In the earlier post I presented the “Five Organizational Patterns for Strategic Management“. It included a model that can be used for reflexivity, which I called simply “The Pentagram“. I consciously didn’t want to give it any specific name as the main focus of the model is to provide material for reflexivity, not to create any fixed models of the social reality we are living in.
I also promised to give some concrete examples of how to use this model i practice. Here is one example how we used this to make sense of the current environment of an Organizational Development team:
As there were only three days to Christmas, we decided to call the exercise “Christmas Star“. Here’s what we did in practice.
- We prepared a list of items that are most probably relevant to the participants. The items included tasks (e.g. defining quality criteria, facilitating meetings, supporting program management, coaching), roles (e.g. Quality Manager, Coach, OD Manager), key relations (e.g. program manager “X”, test engineer “Y”) and social objects in general (e.g. negotiations of criteria fulfillment, weekly meetings, working processes). This list was used as an example to give the participants an idea what kind of items we are looking for.
- We divided the participants in small groups. Each group had their own little Christmas Stars and they brainstormed more items that were relevant to them, writing those in 3M stickers.
- We went through the five organizational patterns that are represented by the five spikes of Christmas Star: Explicit, Equivocal, Cooperative, Evolving, Uncontrollable. We explained what they meant – what kind of social complexity, what kind of responsive patterns are typical for them. And then we put few items to the different spikes as an example.
- Small groups went through their own items and placed them to the relevant spikes. Some of the items were split and divided to multiple spikes, some of them were on several spikes at the same time.
- We grouped all the key items on a bigger, common Christmas Star trying to create a consensus on where they belonged to. The star was made on the floor and flip charts represented the respective spikes.
- We made a strategic plan of how to continue with the items based on the organizational patterns they represented:
- All the items were roughly prioritized in their respective spikes.
- Explicit and Equivocal patterns were made as an action points. They were assigned to relevant individuals / small groups.
- Cooperative patterns were studied. Items were grouped together as logical wholes. Rough analysis of the required group/team was made. Items were then assigned as working items to those groups/teams.
- Evolving items were studied and grouped together. Rough analysis of required network and a plan for the working process was made. Emphasis was put on the need to re-visit the structure of the network and the working process in iterative manner. This is the spike that requires the most of the work. If possible, there should be at least 1-2 hours of time reserved to work these plans out.
- Uncontrollable items were studied too. With critical items, a follow-up process was established to make reactive decisions based on the particular situation at hand and to see where the items were moving towards.
The focus of the exercises was two-fold:
First of all, they provided opportunities to reflect upon what kind of environment the team was currently working on. People discussed in small groups and in a bigger group about the different elements of their work. Essentially they were socially constructing a view of their work together. These discussions also provided lots of material for their private inner dialogue.

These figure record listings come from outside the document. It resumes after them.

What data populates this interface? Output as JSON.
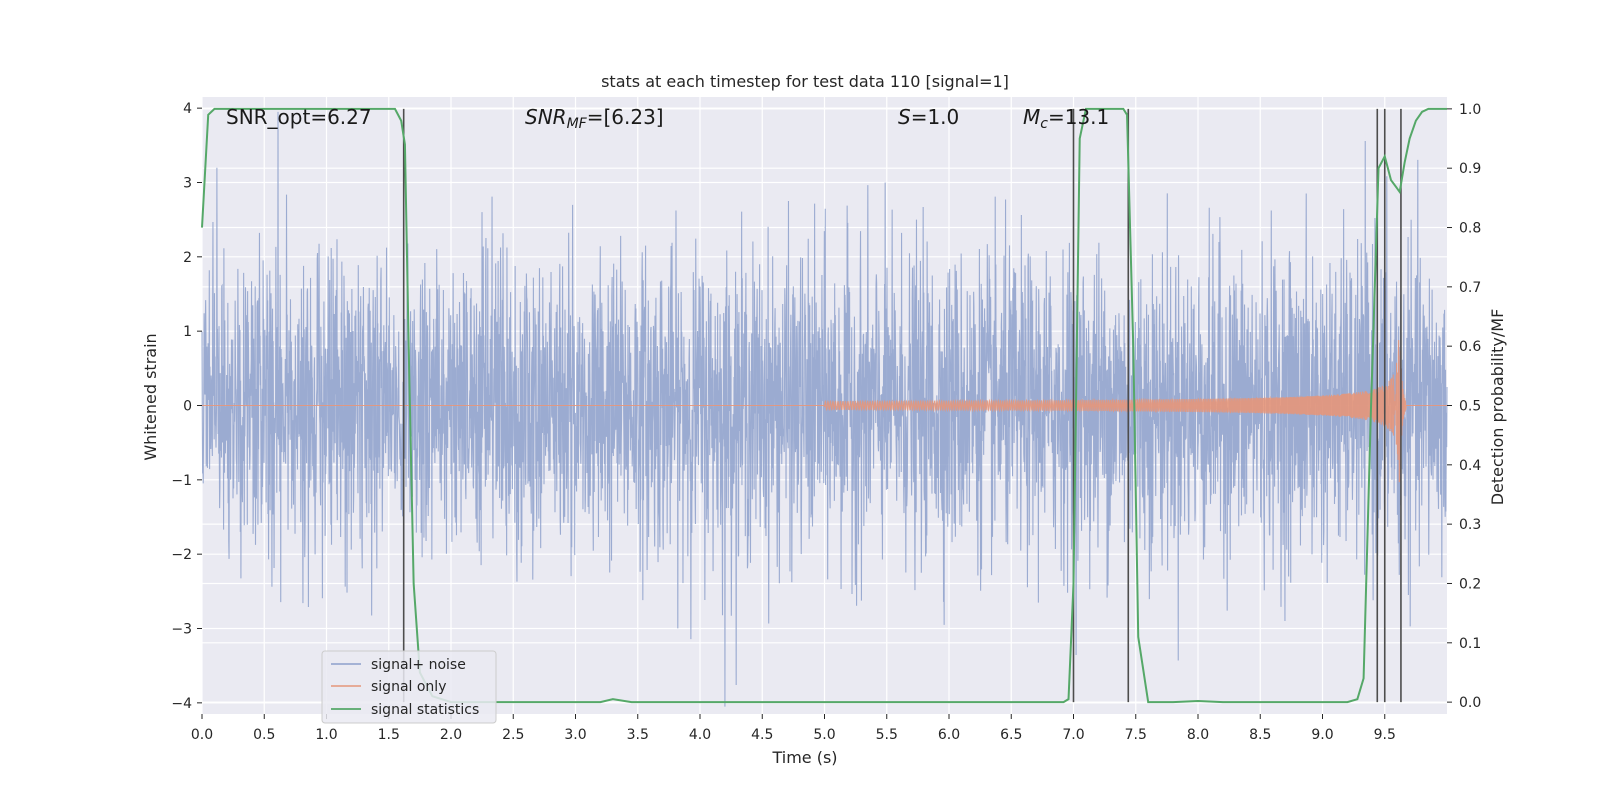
{
  "chart_data": {
    "type": "line",
    "title": "stats at each timestep for test data 110 [signal=1]",
    "xlabel": "Time (s)",
    "ylabel_left": "Whitened strain",
    "ylabel_right": "Detection probability/MF",
    "xlim": [
      0,
      10
    ],
    "ylim_left": [
      -4.15,
      4.15
    ],
    "ylim_right": [
      -0.02,
      1.02
    ],
    "x_ticks": [
      0.0,
      0.5,
      1.0,
      1.5,
      2.0,
      2.5,
      3.0,
      3.5,
      4.0,
      4.5,
      5.0,
      5.5,
      6.0,
      6.5,
      7.0,
      7.5,
      8.0,
      8.5,
      9.0,
      9.5
    ],
    "x_tick_labels": [
      "0.0",
      "0.5",
      "1.0",
      "1.5",
      "2.0",
      "2.5",
      "3.0",
      "3.5",
      "4.0",
      "4.5",
      "5.0",
      "5.5",
      "6.0",
      "6.5",
      "7.0",
      "7.5",
      "8.0",
      "8.5",
      "9.0",
      "9.5"
    ],
    "y_left_ticks": [
      -4,
      -3,
      -2,
      -1,
      0,
      1,
      2,
      3,
      4
    ],
    "y_left_tick_labels": [
      "−4",
      "−3",
      "−2",
      "−1",
      "0",
      "1",
      "2",
      "3",
      "4"
    ],
    "y_right_ticks": [
      0.0,
      0.1,
      0.2,
      0.3,
      0.4,
      0.5,
      0.6,
      0.7,
      0.8,
      0.9,
      1.0
    ],
    "y_right_tick_labels": [
      "0.0",
      "0.1",
      "0.2",
      "0.3",
      "0.4",
      "0.5",
      "0.6",
      "0.7",
      "0.8",
      "0.9",
      "1.0"
    ],
    "grid": true,
    "legend_position": "lower-left",
    "annotations": {
      "snr_opt": "SNR_opt=6.27",
      "snr_mf_sym": "SNR",
      "snr_mf_sub": "MF",
      "snr_mf_val": "=[6.23]",
      "s_sym": "S",
      "s_val": "=1.0",
      "mc_sym": "M",
      "mc_sub": "c",
      "mc_val": "=13.1"
    },
    "series": [
      {
        "name": "signal+ noise",
        "color": "#8da0cb",
        "axis": "left",
        "noise_envelope": {
          "sigma": 1.0,
          "extreme_peak": 3.95,
          "extreme_trough": -4.05
        }
      },
      {
        "name": "signal only",
        "color": "#e5967a",
        "axis": "left",
        "chirp": {
          "start": 5.0,
          "merger": 9.62,
          "peak_amplitude": 1.1
        }
      },
      {
        "name": "signal statistics",
        "color": "#55a868",
        "axis": "right",
        "x": [
          0.0,
          0.05,
          0.1,
          0.2,
          0.3,
          0.5,
          0.8,
          1.0,
          1.2,
          1.4,
          1.5,
          1.55,
          1.6,
          1.63,
          1.66,
          1.7,
          1.75,
          1.85,
          2.0,
          2.5,
          3.0,
          3.2,
          3.3,
          3.45,
          4.0,
          5.0,
          6.0,
          6.5,
          6.8,
          6.92,
          6.96,
          7.0,
          7.05,
          7.1,
          7.2,
          7.3,
          7.4,
          7.43,
          7.48,
          7.52,
          7.6,
          7.8,
          8.0,
          8.2,
          8.5,
          9.0,
          9.2,
          9.28,
          9.33,
          9.39,
          9.45,
          9.5,
          9.55,
          9.62,
          9.66,
          9.7,
          9.75,
          9.8,
          9.85,
          9.9,
          10.0
        ],
        "y": [
          0.8,
          0.99,
          1.0,
          1.0,
          1.0,
          1.0,
          1.0,
          1.0,
          1.0,
          1.0,
          1.0,
          1.0,
          0.98,
          0.94,
          0.6,
          0.2,
          0.05,
          0.01,
          0.0,
          0.0,
          0.0,
          0.0,
          0.005,
          0.0,
          0.0,
          0.0,
          0.0,
          0.0,
          0.0,
          0.0,
          0.005,
          0.2,
          0.95,
          1.0,
          1.0,
          1.0,
          1.0,
          0.99,
          0.6,
          0.11,
          0.0,
          0.0,
          0.002,
          0.0,
          0.0,
          0.0,
          0.0,
          0.005,
          0.04,
          0.5,
          0.9,
          0.92,
          0.88,
          0.86,
          0.91,
          0.95,
          0.98,
          0.995,
          1.0,
          1.0,
          1.0
        ]
      }
    ],
    "vertical_lines": [
      1.62,
      7.0,
      7.44,
      9.44,
      9.5,
      9.63
    ]
  }
}
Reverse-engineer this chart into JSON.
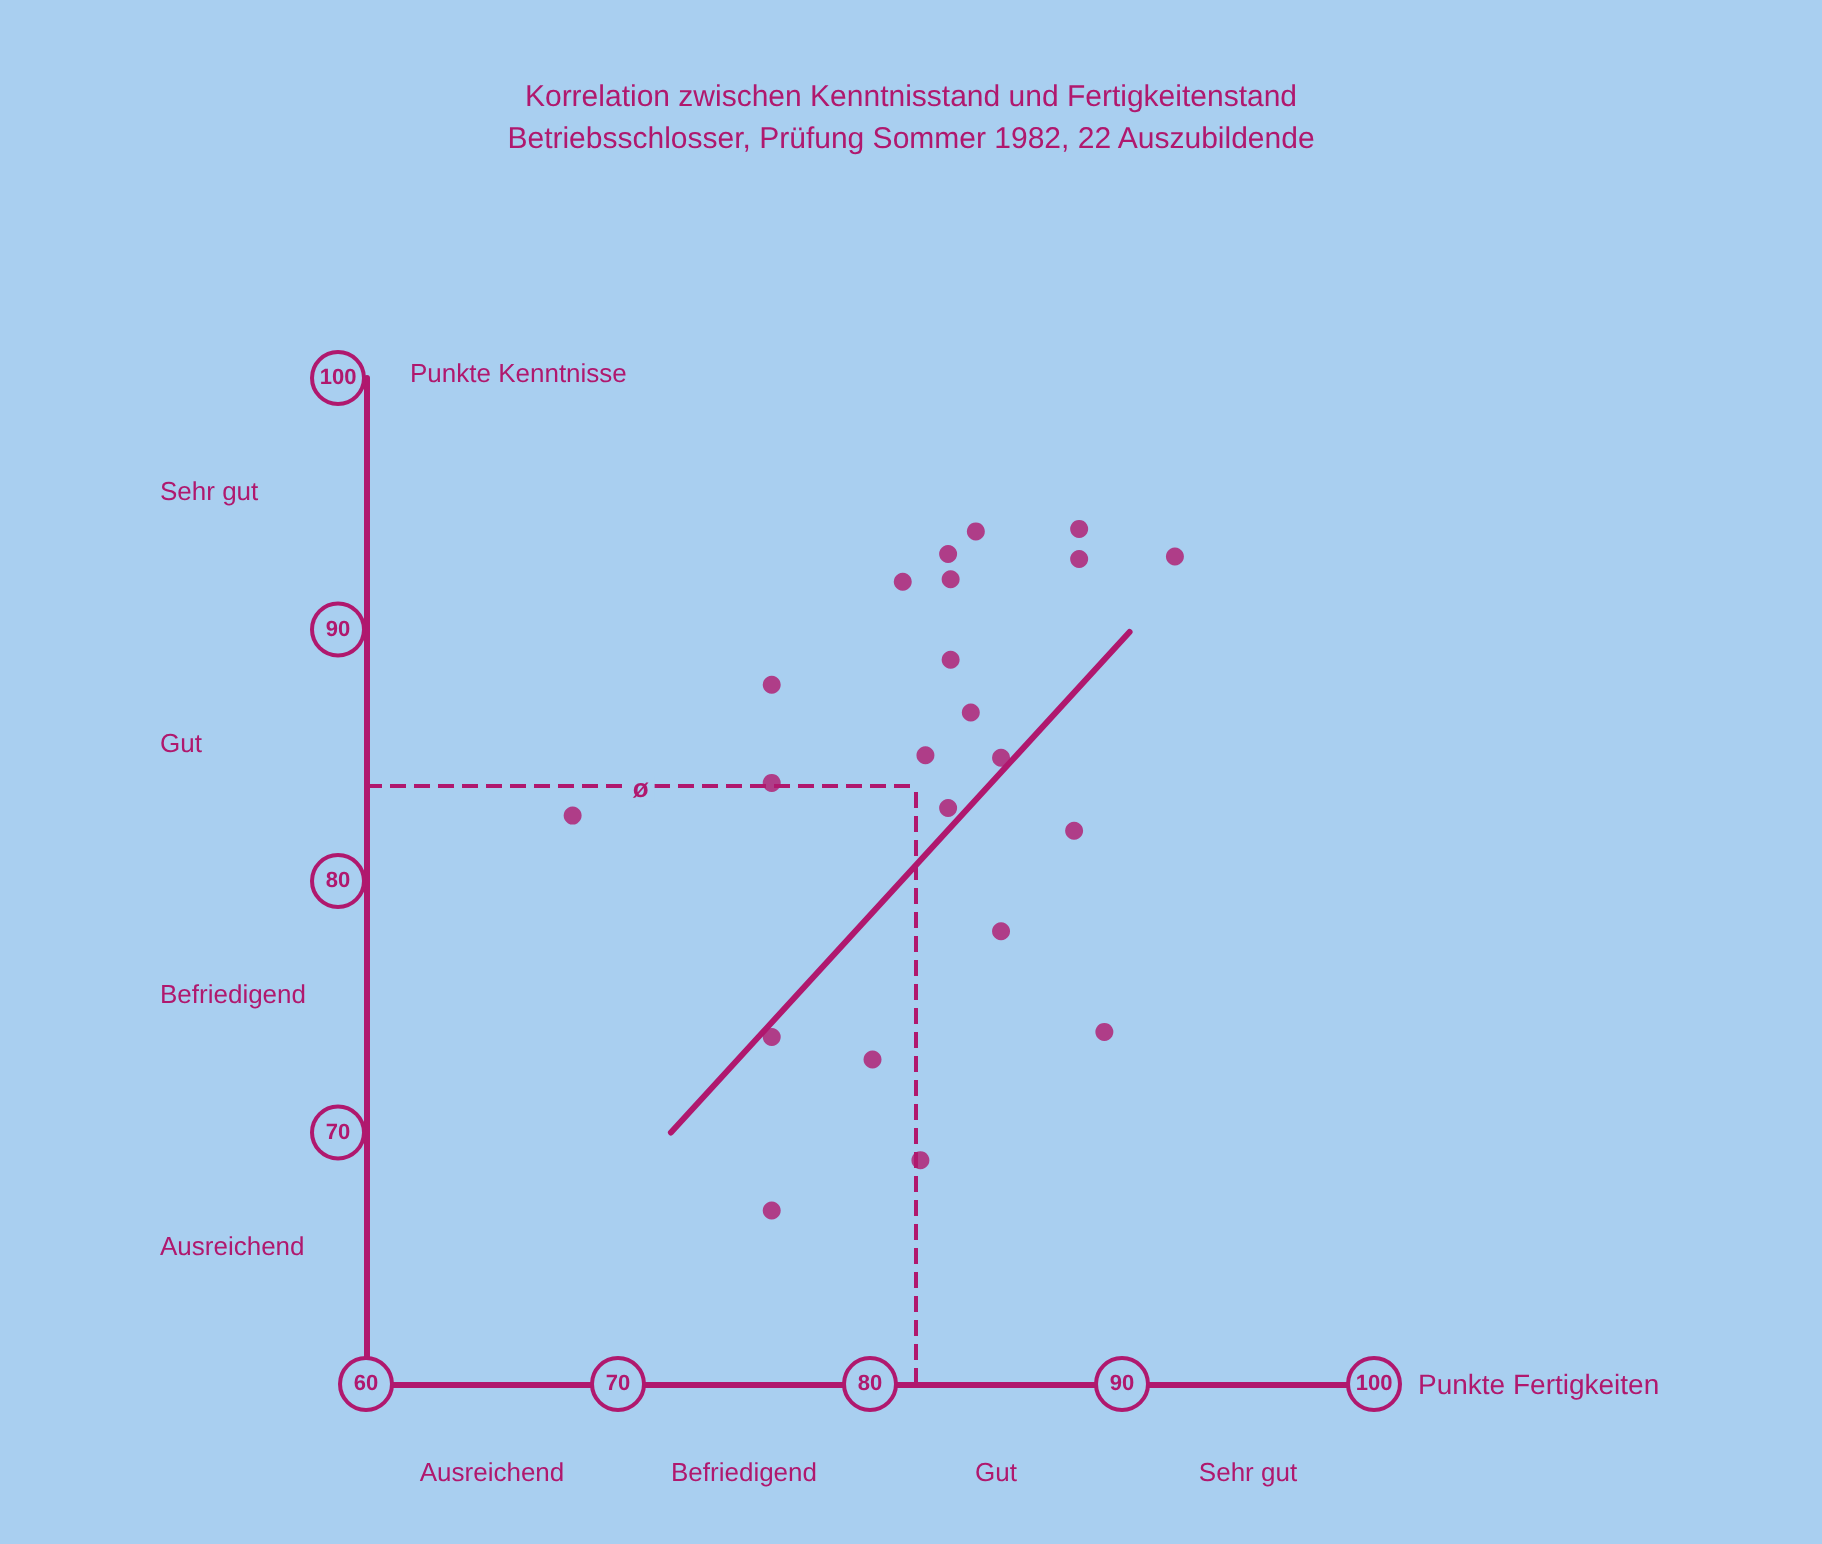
{
  "chart_data": {
    "type": "scatter",
    "title": "Korrelation zwischen Kenntnisstand und Fertigkeitenstand",
    "subtitle": "Betriebsschlosser, Prüfung Sommer 1982, 22 Auszubildende",
    "xlabel": "Punkte Fertigkeiten",
    "ylabel": "Punkte Kenntnisse",
    "xlim": [
      60,
      100
    ],
    "ylim": [
      60,
      100
    ],
    "xticks": [
      60,
      70,
      80,
      90,
      100
    ],
    "yticks": [
      {
        "value": 60,
        "label": null
      },
      70,
      80,
      90,
      100
    ],
    "grid": false,
    "marker": "circle",
    "series": [
      {
        "color": "#b0186e",
        "x": [
          68.2,
          76.1,
          76.1,
          76.1,
          76.1,
          80.1,
          81.3,
          82.0,
          82.2,
          83.1,
          83.1,
          83.2,
          83.2,
          84.0,
          84.2,
          85.2,
          85.2,
          88.1,
          88.3,
          88.3,
          89.3,
          92.1
        ],
        "values": [
          82.6,
          87.8,
          83.9,
          73.8,
          66.9,
          72.9,
          91.9,
          68.9,
          85.0,
          82.9,
          93.0,
          92.0,
          88.8,
          86.7,
          93.9,
          84.9,
          78.0,
          82.0,
          94.0,
          92.8,
          74.0,
          92.9
        ]
      },
      {
        "type": "line",
        "color": "#b0186e",
        "marker": "none",
        "line_style": "solid",
        "x": [
          72.1,
          90.3
        ],
        "values": [
          70.0,
          89.9
        ]
      }
    ],
    "ref_lines": [
      {
        "axis": "y",
        "value": 83.8,
        "label": "ø",
        "color": "#b0186e",
        "line_style": "dashed"
      },
      {
        "axis": "x",
        "value": 81.8,
        "color": "#b0186e",
        "line_style": "dashed"
      }
    ],
    "annotations": [
      "Sehr gut",
      "Gut",
      "Befriedigend",
      "Ausreichend",
      "Ausreichend",
      "Befriedigend",
      "Gut",
      "Sehr gut"
    ]
  }
}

The second element of the exercises was to create patterns of cooperation. These cooperative patterns would provide means to work with the different aspects of the work environment. The spikes of the Christmas Star provided a way to look at what kind of patterns were going on – the “items” represented actual patterns. By becoming more aware of what kind of patterns they are dealing with, people could adapt to them more consciously. The planning provided an opportunity to create shared meaning to the items and to visualize/verbalize the process of adapting to these patterns.
After the meeting it was agreed to go through these exercises again after some period of time. The reason for this is that social situations are always evolving. New items are emerging and old items decaying. It is also probable that some of the items will move from one spike to another. For example, some items might move from evolving to cooperative as they stabilize and some items may move from cooperative to uncontrollable after some conflicts etc. It is important to note that this process is just providing opportunities to reflexivity in that temporal situation.